The reason I used the channel with buffer is that: in a corner case, say there is a delay of respond from Raft, and the waiting request is timeout. The related inner channel is going to be removed from map and wait for garbage collection. But just before this happens (before the request holds the lock, to be more specifically), the respond comes to the external channel and the listener catches it, holds the lock successfully, and picks up the inner channel to send a message via it. The inner channel just picked up, however, has been abandoned in fact, and if there is no buffer, the message sent via it would not be consumed, and the listener would be stuck there, which forms a deadlock. In this way, with the buffer, no matter the channel has been abandoned for timeout reason or not, the listener would move on immediately after sending a message via it. And because of the guarantee of that an inner channel would be used at most once, 1is enough for the buffer size.

Details could be ignored

At very first, I used Raft's Start function to get the index and check whether it is the leader firstly, and then I initialized a channel and recorded the channel in a map, as well as the expected command. Though working fine without leading any failure in Lab tests, it is still a bad design, or even just a wrong design. This is because the commit of the very command could come to the listener prior to the map-related values set. In fact, it always costs more time for Raft to commit the command than setting these channels and records, but we could not exclude the possibility.

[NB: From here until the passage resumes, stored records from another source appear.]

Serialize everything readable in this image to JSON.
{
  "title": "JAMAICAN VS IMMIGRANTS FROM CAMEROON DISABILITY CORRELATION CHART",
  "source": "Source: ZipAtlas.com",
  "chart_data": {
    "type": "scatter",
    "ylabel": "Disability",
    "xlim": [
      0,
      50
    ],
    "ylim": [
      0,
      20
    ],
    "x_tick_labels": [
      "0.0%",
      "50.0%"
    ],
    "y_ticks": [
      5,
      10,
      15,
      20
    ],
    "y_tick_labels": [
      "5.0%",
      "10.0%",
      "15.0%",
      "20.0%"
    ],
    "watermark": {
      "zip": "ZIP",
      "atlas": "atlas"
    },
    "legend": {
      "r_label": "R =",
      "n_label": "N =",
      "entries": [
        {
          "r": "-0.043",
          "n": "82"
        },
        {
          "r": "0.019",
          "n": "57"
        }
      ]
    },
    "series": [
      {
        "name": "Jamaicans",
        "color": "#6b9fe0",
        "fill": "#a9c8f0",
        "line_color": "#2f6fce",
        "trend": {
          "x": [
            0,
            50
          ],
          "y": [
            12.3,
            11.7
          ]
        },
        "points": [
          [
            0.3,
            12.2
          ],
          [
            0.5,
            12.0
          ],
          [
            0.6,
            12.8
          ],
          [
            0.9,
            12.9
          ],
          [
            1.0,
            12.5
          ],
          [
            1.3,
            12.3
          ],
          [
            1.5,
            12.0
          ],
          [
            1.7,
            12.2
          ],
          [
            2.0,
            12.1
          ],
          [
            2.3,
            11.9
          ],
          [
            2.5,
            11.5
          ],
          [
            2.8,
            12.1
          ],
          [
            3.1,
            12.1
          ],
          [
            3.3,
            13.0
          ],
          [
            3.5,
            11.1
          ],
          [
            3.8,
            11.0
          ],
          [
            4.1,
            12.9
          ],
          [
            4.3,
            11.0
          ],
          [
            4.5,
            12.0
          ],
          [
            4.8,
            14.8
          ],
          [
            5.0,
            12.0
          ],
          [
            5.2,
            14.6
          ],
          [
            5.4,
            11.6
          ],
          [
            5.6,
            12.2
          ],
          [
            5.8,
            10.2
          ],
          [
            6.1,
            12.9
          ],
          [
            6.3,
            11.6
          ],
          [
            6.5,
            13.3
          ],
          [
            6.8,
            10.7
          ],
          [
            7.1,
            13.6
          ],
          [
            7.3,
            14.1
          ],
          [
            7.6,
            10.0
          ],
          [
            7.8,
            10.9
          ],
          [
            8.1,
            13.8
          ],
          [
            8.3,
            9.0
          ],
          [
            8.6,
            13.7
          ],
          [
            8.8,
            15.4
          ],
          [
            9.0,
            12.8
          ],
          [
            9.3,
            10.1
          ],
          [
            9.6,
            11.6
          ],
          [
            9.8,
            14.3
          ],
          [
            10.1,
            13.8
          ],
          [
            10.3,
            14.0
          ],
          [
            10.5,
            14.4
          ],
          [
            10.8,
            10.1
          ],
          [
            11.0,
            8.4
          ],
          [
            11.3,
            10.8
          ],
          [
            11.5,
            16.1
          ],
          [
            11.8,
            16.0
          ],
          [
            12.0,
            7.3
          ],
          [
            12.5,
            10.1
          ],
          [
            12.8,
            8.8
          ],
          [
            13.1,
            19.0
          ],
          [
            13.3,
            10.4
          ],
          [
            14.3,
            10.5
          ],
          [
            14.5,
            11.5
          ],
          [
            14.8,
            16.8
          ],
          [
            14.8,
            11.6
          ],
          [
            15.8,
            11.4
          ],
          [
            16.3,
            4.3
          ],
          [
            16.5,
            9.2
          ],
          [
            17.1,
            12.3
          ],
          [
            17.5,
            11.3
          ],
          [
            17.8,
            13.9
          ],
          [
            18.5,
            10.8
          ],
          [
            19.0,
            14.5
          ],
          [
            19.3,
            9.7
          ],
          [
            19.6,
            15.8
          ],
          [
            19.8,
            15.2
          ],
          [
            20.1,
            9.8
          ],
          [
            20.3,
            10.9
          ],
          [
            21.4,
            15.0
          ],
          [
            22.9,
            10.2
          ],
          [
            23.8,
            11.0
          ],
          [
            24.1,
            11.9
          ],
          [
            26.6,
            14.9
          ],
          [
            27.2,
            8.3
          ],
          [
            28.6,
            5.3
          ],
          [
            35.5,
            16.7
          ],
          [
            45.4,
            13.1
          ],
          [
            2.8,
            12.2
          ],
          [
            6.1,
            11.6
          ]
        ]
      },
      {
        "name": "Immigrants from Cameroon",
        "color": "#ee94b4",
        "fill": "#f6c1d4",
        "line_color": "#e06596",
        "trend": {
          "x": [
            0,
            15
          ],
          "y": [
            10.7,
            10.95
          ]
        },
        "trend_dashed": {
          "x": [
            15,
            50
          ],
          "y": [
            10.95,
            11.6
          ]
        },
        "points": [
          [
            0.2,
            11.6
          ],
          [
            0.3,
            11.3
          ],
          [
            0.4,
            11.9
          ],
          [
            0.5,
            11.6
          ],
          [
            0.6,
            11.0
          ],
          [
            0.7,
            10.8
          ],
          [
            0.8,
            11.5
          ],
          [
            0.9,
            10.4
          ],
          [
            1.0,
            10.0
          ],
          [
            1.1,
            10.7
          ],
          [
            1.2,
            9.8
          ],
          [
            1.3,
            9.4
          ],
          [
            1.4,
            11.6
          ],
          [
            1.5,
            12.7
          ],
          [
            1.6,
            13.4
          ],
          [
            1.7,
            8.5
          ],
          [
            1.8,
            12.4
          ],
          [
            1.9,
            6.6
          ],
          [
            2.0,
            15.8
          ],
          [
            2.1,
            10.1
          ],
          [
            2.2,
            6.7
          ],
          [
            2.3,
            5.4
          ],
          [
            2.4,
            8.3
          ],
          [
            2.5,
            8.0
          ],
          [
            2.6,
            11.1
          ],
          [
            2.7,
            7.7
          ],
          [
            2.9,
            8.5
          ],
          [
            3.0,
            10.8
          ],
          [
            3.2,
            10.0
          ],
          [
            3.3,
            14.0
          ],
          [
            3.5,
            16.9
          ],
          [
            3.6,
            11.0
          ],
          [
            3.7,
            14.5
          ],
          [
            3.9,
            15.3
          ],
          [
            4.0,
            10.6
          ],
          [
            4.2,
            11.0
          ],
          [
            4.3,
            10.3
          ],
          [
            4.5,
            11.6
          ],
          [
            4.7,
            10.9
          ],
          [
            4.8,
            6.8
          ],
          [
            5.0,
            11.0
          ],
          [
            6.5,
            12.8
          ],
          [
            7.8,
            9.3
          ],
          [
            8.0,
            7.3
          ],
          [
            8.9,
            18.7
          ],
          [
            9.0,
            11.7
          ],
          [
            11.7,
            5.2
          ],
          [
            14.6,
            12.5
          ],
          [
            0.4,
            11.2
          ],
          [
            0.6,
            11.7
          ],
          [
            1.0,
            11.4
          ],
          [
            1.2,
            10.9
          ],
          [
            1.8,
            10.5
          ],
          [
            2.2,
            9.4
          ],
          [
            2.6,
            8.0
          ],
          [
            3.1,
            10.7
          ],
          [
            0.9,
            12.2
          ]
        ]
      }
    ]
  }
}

In this way, I changed to use Raft's State function to check whether this instance is leader or not. If so, I would then firstly initialize maps and then invoke the Start function. Instead of using index returned by Start as maps' key, I used client id and sequence is, and the map looks like:

channelMap
|--requestMap1 (clientId: xxx)
|----channel1 (seqId: 1)
|----channel2 (seqId: 2)
|--requestMap2 (clientId: yyy)
|----channel3 (seqId: 2)
|----channel4 (seqId: 3)

I also extracted common functions to deal with map-related operations, including initialization, checking, deleting and internal message sending.

No matter what design we want to take, the key is unmodified: make sure each request has at least one respond. In the former design, there could an internal message for all duplicated client requests; in the latter design, there would only be only one internal message for the latest request among duplicated client requests. So that in both designs, the key could be guaranteed, though in different formats.

Lab Result

Lab 3 is much easier compared to Lab 2, if the implementation of Raft is solid enough. Or it would be a nightmare to face both logs printed by Raft and server side to analysis their behaviors to find out the bug. It is important to believe your Raft instance would always respond correctly, and only then could you focus on the server side.

My code finally passed all the Lab 3 tests in about 450 seconds on my Mac. I have to say these Labs, Lab 2 and Lab 3, helped me make amazing improvement in the understanding of Raft and distributed system. There are no words could be used to describe my feelings after I finally made it, which I used to think I could not finish it by myself at the very beginning.